Enti di propaganda, se ne parla sempre meno, relegati come sono – a parere di molti – a rappresentare il passato. Un tempo era semplice targarli come propaggini di schieramenti politici, in taluni casi monolitici (area Pci o derivati, area Dc o comunque cattolica, oltre alla destra più o meno fiammeggiante) ma ora certe realtà non esistono più o sono difficilmente riconoscibili, così come le galassie politiche in cui alcuni enti sono confluiti.

In particolare ci sono entità politiche (si può dire, nessuno si offende?) che di sport fingono di non sapere. O lo ignorano per intero. Un dato che non rincuora, ad esempio: il MoVimento5Stelle ha deciso che lo sport, a qualsiasi livello, non ha dignità. Forse nemmeno un senso, oppure è figlio esclusivo del professionismo più bieco e inutile. Non ne fanno menzione in alcun documento. E sì che a Beppe Grillo perlomeno il nuoto non va Stretto.

Il preambolo è utile a festeggiare la rielezione di Bruno Molea a numero uno di AICS, vale a dire l’Associazione Italiana Cultura Sport . Un altro quadriennio per lui. Questo il verdetto del 16° Congresso Nazionale dell’ente di promozione sportiva e sociale che si è chiuso a Forlì.

Bruno Molea, 58 anni, al vertice di AICS dal 2006, lavorerà intensamente sino al 2017 guidando gli oltre 800mila iscritti che ad AICS fanno riferimento in tutta Italia.

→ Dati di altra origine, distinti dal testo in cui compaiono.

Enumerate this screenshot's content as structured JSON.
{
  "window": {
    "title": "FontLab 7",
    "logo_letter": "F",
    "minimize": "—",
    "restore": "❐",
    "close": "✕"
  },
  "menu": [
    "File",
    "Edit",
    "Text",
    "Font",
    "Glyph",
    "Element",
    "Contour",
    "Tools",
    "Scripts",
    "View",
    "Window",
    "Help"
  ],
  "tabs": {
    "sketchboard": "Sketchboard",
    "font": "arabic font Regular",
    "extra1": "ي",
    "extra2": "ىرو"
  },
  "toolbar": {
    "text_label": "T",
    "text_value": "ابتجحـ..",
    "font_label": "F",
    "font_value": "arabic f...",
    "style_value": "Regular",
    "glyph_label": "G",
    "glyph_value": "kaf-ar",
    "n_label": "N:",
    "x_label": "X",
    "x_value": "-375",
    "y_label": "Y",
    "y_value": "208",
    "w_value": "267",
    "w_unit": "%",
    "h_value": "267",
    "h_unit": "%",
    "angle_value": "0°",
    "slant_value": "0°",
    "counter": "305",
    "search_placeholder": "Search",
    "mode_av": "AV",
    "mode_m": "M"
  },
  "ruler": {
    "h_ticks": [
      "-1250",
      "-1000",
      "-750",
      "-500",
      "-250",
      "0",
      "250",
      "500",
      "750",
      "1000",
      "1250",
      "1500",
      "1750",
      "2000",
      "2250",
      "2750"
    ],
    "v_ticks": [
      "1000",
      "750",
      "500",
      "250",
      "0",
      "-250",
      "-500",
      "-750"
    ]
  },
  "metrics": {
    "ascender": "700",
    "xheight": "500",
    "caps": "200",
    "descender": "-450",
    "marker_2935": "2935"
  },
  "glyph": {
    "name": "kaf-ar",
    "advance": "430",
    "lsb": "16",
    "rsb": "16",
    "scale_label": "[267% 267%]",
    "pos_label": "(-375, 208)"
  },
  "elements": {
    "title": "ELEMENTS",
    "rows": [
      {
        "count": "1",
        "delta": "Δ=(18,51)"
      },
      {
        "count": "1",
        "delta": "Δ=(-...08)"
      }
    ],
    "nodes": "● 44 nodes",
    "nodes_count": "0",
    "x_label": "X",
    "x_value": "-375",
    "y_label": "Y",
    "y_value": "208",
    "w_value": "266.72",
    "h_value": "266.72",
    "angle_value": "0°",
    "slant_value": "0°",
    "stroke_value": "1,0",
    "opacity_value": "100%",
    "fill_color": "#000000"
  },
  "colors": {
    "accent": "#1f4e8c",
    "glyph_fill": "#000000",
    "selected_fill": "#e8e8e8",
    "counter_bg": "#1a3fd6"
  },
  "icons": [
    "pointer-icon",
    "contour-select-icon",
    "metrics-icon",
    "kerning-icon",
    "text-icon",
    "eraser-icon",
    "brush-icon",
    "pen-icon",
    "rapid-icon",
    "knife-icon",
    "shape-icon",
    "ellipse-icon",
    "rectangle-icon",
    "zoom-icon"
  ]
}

Ascoltatelo, visto che parla di sport di base. “Alla base del mio mandato ci sarà un’azione costante per ottenere una regolamentazione del settore, intendo dello sport di base, per dotarlo di una Legge quadro che ne valorizzi l’intera attività, nei confronti dei giovani ma anche degli adulti e della terza età. A questo scopo, condizione necessaria è l’impiego di fondi dedicati al settore, in funzione di una dignità e di un’autonomia rispetto allo sport professionistico”.

Dignità e autonomia che gli enti di propaganda propugnano da sempre, anche se l’altro sport, quello del Coni, li ha sempre snobbati.